Por Solange Nunes, com informações da SRT/MG
Edição: Nilza Murari
Auditores-Fiscais do Trabalho regataram 23 trabalhadores submetidos ao trabalho análogo ao de escravos numa carvoaria em Jequitaí, município do Norte mineiro. A ação fiscal ocorreu de 5 a 14 de novembro. As vítimas trabalhavam no corte do eucalipto, seu transporte aos fornos e com o processo de carvoejamento – a transformação da lenha em carvão. A fiscalização foi coordenada pelo Projeto de Combate ao Trabalho Escravo, da equipe de Fiscalização do Trabalho em Minas Gerais, e contou com a participação do Ministério Público do Trabalho e da Polícia Rodoviária Federal.
A carvoaria se encontrava em uma fazenda, na qual há grande área de eucalipto. Em meio à floresta plantada, 128 fornos foram construídos para a produção de carvão, o qual era comercializado com uma siderúrgica da região. Nestas frentes de trabalho não existiam instalações sanitárias, locais para consumo das refeições, proteção contra intempéries e medidas de segurança e saúde no trabalho, adequadas aos riscos próprios da atividade econômica.
De acordo com o Auditor-Fiscal do Trabalho Marcelo Campos, coordenador da operação, “tais condutas do empregador caracterizam a submissão destes trabalhadores a condições degradantes, uma das hipóteses previstas no artigo 149 do Código Penal para conclusão de que estas pessoas são vítimas de trabalho escravo contemporâneo”.
Dentre os trabalhadores resgatados, quatro deles – os carbonizadores, que monitoravam o funcionamento dos fornos permanentemente – ainda se encontravam em um alojamento precário, que não contava com mínimas condições de vivência, o que também constitui degradância.

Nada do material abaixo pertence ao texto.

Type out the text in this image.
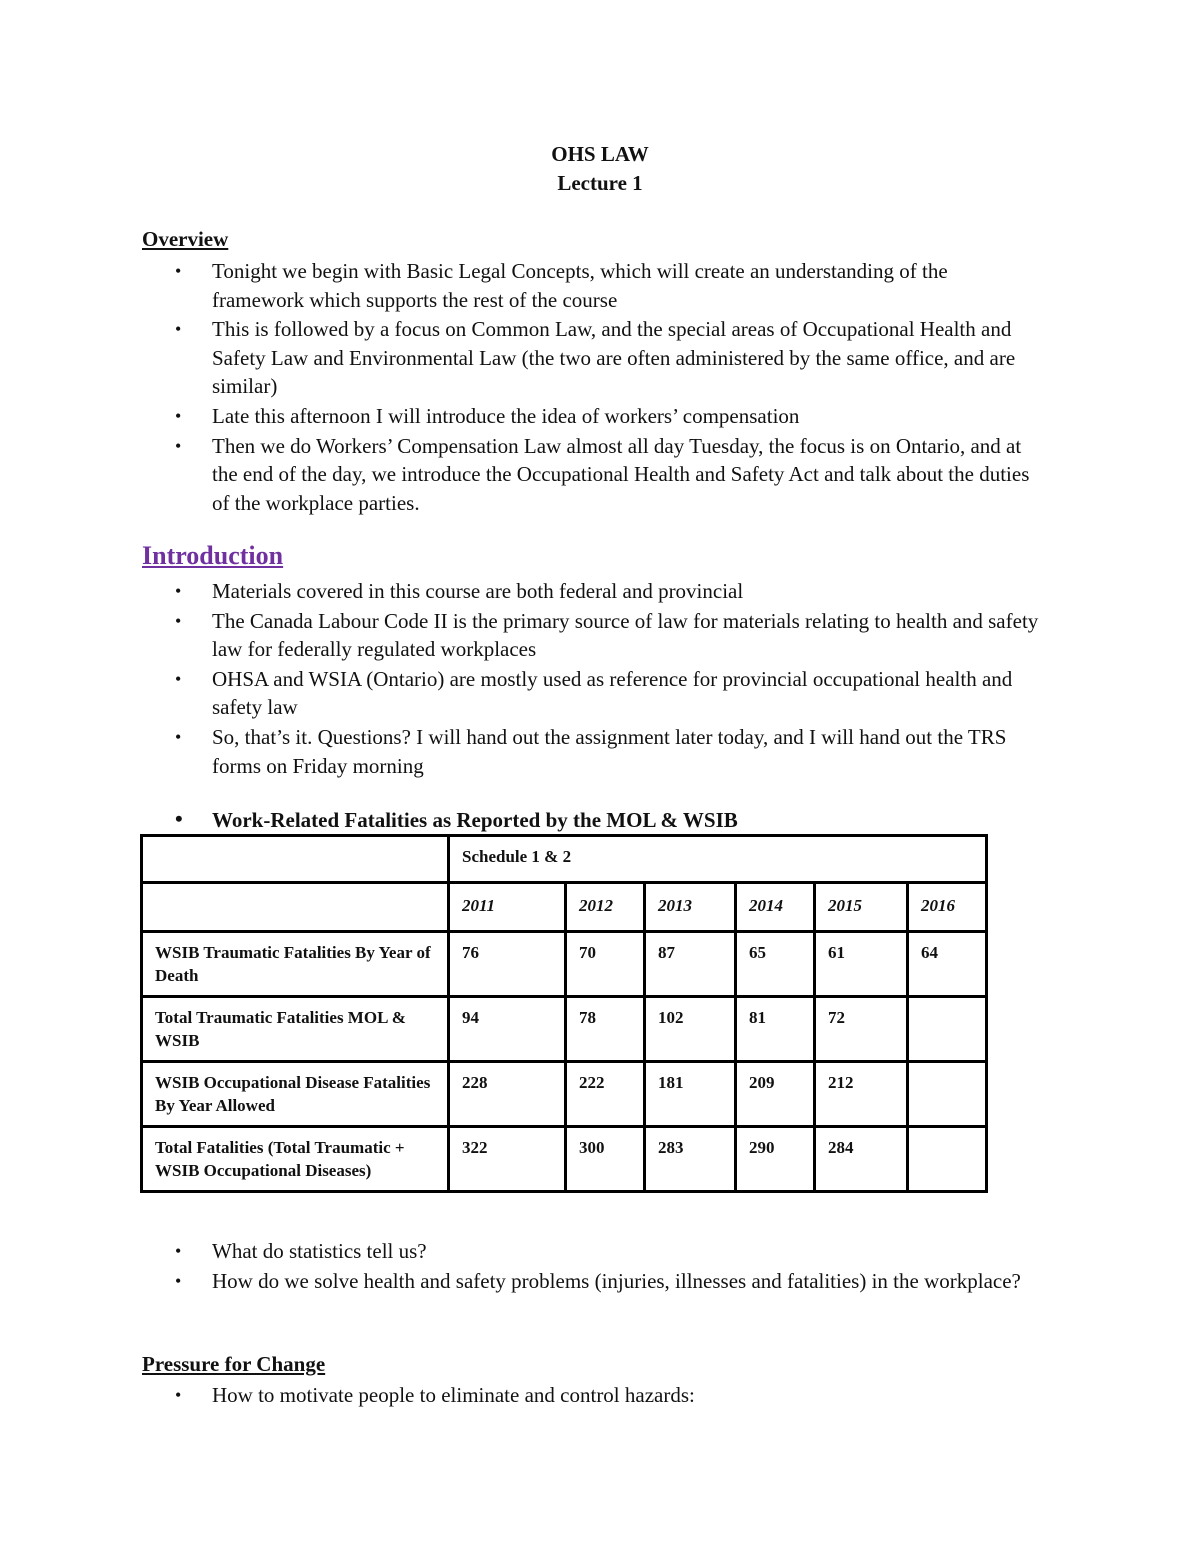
OHS LAW
Lecture 1
Overview
• Tonight we begin with Basic Legal Concepts, which will create an understanding of the framework which supports the rest of the course
• This is followed by a focus on Common Law, and the special areas of Occupational Health and Safety Law and Environmental Law (the two are often administered by the same office, and are similar)
• Late this afternoon I will introduce the idea of workers’ compensation
• Then we do Workers’ Compensation Law almost all day Tuesday, the focus is on Ontario, and at the end of the day, we introduce the Occupational Health and Safety Act and talk about the duties of the workplace parties.
Introduction
• Materials covered in this course are both federal and provincial
• The Canada Labour Code II is the primary source of law for materials relating to health and safety law for federally regulated workplaces
• OHSA and WSIA (Ontario) are mostly used as reference for provincial occupational health and safety law
• So, that’s it. Questions? I will hand out the assignment later today, and I will hand out the TRS forms on Friday morning
• Work-Related Fatalities as Reported by the MOL & WSIB
	Schedule 1 & 2					
	2011	2012	2013	2014	2015	2016
WSIB Traumatic Fatalities By Year of Death	76	70	87	65	61	64
Total Traumatic Fatalities MOL & WSIB	94	78	102	81	72	
WSIB Occupational Disease Fatalities By Year Allowed	228	222	181	209	212	
Total Fatalities (Total Traumatic + WSIB Occupational Diseases)	322	300	283	290	284	
• What do statistics tell us?
• How do we solve health and safety problems (injuries, illnesses and fatalities) in the workplace?
Pressure for Change
• How to motivate people to eliminate and control hazards:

“Mais uma vez, constatamos que a terceirização ilícita está presente na gênese da submissão de trabalhadores à condição análoga à escravidão”, disse o Auditor-Fiscal do Trabalho Magno Pimenta Riga, integrante do Grupo Móvel, que participou da fiscalização.
Ele explicou que os trabalhadores foram arregimentados por terceiros, contratados pelo fazendeiro dono da floresta de eucalipto, mas não tinham capacidade econômica para participar do empreendimento. “A legislação vigente permite a contratação de serviços por prestadoras, sob certas condições, que não foram observadas neste caso. Mas a mercantilização do trabalho, que transforma os trabalhadores em meros objetos à disposição das atividades econômicas, é vedada há décadas!”
Magno Riga disse que, neste caso, os terceiros contratados eram meros intermediadores de mão de obra, não prestadores de serviços. “Por esta razão, a Auditoria-Fiscal do Trabalho concluiu que o fazendeiro é o real empregador”.
Verbas rescisórias
O pagamento das verbas rescisórias foi realizado pelo empregador em 14 de novembro de 2018. Os Auditores-Fiscais do Trabalho emitiram as guias do Seguro-Desemprego especial para os 23 trabalhadores resgatados, os quais foram encaminhados às suas cidades de origem.